Company profits, not wages, have driven the soaring inflation in Australia, an analysis from the Australia Institute has found.
The thinktank has released evidence of what it calls a “profit price spiral”, arguing big business earnings account for 69% of the inflation that is above the reserve bank’s target range of 2-3%.
The Reserve Bank of Australia and its governor, Philip Lowe, have been warning of a “wage-price spiral”, when price rises cause wages to increase which in turn causes further price rises, which was an issue of the 1970s stagflation period.
However Jim Stanford, from the Australia Institute’s Centre for Future Work, has examined post-pandemic price rises and company profits and compared them to wage increases.
Australia is in the midst of a supply side inflation shock, with price increases being driven by breaks in supply chains because of the pandemic and natural disasters, as well as energy supply disruption due to Russia’s invasion of Ukraine. But companies have posted profits over and above those increases.

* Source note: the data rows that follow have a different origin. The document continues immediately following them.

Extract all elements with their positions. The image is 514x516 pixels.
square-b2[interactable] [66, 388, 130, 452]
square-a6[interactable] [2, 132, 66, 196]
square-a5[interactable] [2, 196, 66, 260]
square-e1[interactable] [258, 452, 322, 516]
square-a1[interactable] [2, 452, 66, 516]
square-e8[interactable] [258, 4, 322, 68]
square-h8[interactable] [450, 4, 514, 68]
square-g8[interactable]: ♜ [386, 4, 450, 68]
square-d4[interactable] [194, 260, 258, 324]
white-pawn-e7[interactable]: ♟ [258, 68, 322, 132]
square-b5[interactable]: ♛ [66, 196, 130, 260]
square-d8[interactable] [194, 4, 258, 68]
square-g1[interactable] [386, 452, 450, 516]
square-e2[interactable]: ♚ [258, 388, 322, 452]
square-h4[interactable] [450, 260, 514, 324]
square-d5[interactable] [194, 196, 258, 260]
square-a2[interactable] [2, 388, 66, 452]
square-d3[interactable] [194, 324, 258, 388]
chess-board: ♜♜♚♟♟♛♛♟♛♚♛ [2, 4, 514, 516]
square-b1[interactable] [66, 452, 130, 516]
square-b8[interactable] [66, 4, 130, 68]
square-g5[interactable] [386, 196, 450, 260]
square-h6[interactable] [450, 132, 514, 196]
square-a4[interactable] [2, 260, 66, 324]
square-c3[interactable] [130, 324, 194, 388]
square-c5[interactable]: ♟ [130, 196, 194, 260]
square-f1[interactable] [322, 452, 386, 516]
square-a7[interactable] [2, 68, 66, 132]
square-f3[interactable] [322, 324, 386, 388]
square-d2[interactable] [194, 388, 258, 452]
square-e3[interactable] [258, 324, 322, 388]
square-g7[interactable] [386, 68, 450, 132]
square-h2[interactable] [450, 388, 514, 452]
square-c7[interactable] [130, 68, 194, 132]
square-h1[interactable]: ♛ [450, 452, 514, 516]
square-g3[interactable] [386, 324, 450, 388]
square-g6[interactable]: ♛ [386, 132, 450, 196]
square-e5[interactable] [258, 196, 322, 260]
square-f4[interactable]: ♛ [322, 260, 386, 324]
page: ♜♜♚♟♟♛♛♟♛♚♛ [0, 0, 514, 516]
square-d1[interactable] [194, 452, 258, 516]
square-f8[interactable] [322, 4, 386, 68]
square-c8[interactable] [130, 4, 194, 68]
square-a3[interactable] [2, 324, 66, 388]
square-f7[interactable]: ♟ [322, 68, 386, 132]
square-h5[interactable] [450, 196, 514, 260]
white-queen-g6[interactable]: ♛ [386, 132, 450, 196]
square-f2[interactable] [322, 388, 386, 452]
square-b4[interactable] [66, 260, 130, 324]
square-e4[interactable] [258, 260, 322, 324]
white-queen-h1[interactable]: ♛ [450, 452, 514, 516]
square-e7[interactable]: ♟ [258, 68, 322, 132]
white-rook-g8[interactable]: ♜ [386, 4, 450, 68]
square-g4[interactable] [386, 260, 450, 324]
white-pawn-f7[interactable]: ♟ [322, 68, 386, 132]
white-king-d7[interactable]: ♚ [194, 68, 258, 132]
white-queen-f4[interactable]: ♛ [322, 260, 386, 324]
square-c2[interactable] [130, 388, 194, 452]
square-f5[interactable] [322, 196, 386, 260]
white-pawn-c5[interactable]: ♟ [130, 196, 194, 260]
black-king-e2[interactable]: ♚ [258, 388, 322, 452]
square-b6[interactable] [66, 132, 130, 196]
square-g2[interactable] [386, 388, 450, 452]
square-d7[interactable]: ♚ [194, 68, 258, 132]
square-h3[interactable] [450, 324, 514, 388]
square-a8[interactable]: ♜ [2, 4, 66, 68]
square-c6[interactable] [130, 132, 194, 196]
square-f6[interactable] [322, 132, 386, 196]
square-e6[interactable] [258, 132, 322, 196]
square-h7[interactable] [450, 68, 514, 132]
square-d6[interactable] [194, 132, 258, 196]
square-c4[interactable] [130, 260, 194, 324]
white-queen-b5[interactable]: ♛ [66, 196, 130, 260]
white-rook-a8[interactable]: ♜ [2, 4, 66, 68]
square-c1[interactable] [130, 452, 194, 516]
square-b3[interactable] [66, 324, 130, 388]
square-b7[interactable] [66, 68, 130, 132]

At a parliamentary hearing on Friday, Lowe admitted the central bank’s models that guide its responses were “not well suited for supply shocks”.
Increases in labour costs account for just 18% of the inflation above what the RBA wants to see before it eases interest rate increases. The most recent GDP data shows Australian businesses increased prices by a total of $160bn a year above taxes, labour and other costs.